Actions | Lowers nasal septum, closes nostrils, moves nose apex with upper lip movement |
Origin | Maxilla bone, in the incisive fossa |
Insertion | Nasal septum and alar part of nasalis muscle |
Innervation | Facial Nerve (VII) via buccal nerve |
What does the Depressor Septi Nasi mean?
Septum means wall and Nasi speaks of the nose. Depressor refers to the action of this muscle of lowering. Now all together, Depressor Septum Nasi is a muscle that lowers the wall of your nose.
What does the Depressor Septi Nasi Muscle do?
This muscle, along with it’s ligament, act as air valves, controlling the air flow of the nose in breathing and it’s involved in various facial expression where you pull down your nose tip with your upper lip and constricting your nostrils. The Depressor Septi Nasi muscle can be involved in a smiling deformity, since it’s connected to the upper lip.

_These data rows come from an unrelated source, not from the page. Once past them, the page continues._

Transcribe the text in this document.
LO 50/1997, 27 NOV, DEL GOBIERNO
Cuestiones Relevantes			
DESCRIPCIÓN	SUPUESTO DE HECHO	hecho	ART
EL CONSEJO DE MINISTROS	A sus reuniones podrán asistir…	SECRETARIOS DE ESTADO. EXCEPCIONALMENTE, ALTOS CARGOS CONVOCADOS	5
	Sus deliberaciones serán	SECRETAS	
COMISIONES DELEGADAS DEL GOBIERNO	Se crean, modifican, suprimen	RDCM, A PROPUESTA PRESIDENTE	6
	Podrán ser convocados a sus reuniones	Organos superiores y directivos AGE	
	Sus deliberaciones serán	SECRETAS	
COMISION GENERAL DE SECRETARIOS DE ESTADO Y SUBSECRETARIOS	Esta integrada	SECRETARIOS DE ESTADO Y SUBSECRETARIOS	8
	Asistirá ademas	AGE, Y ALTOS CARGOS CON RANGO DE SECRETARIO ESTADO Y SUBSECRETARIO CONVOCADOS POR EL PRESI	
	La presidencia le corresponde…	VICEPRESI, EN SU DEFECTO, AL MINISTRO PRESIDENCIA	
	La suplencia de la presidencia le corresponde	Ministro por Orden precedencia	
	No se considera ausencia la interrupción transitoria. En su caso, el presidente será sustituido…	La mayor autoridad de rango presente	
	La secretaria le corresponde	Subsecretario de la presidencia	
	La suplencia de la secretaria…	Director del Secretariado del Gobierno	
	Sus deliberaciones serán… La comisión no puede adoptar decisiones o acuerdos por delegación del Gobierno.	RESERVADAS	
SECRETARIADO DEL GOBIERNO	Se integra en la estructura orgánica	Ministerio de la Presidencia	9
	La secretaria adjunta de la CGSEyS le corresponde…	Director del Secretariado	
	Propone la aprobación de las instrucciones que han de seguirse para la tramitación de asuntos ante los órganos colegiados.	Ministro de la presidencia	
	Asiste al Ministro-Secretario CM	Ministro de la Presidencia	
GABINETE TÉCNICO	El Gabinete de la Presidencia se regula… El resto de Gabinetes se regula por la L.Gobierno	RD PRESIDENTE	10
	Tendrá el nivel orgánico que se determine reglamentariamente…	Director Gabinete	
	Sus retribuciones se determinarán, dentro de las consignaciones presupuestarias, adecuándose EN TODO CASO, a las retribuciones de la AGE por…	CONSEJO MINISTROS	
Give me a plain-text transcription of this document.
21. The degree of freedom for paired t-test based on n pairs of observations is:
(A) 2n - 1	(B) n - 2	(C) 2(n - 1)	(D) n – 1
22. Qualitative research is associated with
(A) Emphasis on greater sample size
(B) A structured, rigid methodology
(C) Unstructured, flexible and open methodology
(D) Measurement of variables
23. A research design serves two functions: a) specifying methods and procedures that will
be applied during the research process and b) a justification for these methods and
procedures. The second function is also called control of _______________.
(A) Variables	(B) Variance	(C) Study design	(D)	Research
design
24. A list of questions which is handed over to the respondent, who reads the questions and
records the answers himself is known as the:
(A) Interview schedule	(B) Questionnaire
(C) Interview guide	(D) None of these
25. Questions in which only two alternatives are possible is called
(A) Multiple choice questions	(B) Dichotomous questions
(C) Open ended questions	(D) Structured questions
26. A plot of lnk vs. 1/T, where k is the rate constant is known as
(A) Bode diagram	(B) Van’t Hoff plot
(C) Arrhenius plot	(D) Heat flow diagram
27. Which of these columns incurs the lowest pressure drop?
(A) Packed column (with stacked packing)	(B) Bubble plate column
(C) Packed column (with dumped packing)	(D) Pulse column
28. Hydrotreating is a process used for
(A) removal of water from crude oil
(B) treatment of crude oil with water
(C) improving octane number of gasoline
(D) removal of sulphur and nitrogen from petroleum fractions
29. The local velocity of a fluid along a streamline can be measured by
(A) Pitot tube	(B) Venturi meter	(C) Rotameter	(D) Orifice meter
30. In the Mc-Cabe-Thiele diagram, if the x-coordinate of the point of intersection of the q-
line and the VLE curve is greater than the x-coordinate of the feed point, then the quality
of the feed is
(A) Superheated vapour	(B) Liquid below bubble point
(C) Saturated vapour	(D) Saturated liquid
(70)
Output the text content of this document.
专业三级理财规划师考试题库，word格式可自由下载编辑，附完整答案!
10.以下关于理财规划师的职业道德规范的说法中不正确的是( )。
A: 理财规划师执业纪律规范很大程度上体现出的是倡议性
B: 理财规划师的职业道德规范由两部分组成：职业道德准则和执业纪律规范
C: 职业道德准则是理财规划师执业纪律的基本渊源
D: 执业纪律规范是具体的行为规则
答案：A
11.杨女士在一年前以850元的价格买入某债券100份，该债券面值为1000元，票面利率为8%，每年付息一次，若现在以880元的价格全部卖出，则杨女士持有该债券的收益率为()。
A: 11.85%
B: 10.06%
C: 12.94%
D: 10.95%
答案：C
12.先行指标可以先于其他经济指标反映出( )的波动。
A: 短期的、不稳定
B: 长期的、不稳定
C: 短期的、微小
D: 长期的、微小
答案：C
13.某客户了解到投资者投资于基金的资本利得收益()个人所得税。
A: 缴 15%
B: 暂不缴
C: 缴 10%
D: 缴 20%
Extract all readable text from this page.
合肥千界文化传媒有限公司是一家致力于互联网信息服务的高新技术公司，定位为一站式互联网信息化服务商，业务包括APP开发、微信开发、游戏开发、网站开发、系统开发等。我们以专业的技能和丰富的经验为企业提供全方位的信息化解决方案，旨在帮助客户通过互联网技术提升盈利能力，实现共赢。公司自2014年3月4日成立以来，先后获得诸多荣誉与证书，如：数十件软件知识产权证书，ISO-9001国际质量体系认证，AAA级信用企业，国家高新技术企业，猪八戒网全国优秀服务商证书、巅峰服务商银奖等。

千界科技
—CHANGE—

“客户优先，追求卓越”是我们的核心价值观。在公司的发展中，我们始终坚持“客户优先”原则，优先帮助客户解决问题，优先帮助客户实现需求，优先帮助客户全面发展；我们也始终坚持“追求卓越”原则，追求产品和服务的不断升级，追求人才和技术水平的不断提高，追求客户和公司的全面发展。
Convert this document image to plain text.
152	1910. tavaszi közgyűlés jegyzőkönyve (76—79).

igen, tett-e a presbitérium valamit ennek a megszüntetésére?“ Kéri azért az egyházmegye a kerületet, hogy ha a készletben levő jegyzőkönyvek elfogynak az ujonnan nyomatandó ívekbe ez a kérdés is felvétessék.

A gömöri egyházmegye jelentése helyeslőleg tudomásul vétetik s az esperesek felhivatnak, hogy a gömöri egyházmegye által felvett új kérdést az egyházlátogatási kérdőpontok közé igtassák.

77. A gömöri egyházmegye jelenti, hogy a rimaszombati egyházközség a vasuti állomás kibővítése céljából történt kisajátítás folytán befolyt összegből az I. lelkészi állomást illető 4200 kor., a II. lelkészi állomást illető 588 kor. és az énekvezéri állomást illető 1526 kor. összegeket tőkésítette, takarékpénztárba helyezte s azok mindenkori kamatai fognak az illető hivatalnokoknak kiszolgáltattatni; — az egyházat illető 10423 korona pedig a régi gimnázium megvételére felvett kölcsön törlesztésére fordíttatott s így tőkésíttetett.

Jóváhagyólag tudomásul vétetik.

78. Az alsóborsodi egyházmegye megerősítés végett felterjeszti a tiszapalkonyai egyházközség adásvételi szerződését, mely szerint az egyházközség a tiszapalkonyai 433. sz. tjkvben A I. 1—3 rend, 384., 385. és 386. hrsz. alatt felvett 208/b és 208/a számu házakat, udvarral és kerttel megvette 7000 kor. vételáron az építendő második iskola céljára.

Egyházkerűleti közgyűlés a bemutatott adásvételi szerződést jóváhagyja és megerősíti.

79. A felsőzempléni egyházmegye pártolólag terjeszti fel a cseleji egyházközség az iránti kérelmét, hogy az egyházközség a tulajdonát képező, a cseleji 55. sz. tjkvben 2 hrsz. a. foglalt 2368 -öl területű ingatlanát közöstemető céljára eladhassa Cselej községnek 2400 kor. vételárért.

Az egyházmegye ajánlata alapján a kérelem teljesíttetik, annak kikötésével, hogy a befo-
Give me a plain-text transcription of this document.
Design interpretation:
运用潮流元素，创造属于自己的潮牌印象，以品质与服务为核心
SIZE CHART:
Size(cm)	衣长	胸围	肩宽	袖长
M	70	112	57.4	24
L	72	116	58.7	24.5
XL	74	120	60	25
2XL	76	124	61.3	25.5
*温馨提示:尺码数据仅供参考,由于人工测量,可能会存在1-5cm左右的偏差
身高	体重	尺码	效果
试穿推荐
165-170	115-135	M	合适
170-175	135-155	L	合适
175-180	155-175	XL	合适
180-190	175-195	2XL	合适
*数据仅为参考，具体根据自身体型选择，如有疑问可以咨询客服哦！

Depressor Septi Nasi surgery and Rhinoplasty
With it’s intimate relationship to the nose, this muscle is involved in Rhinoplasty (or nose job) surgeries, it is often used to locate the exact spot to put your nose back into place. Different approaches in correcting the nasal septum have effects in this muscle, affecting facial expressions as a whole, as explored in this article.
Some patients get botox injections in the Depressor Septi Nasi with the purpose of lifting the nose tip when they smile.
References
Standring, Susan. Gray’s Anatomy: The Anatomical Basis of Clinical Practice. , 2016. Print.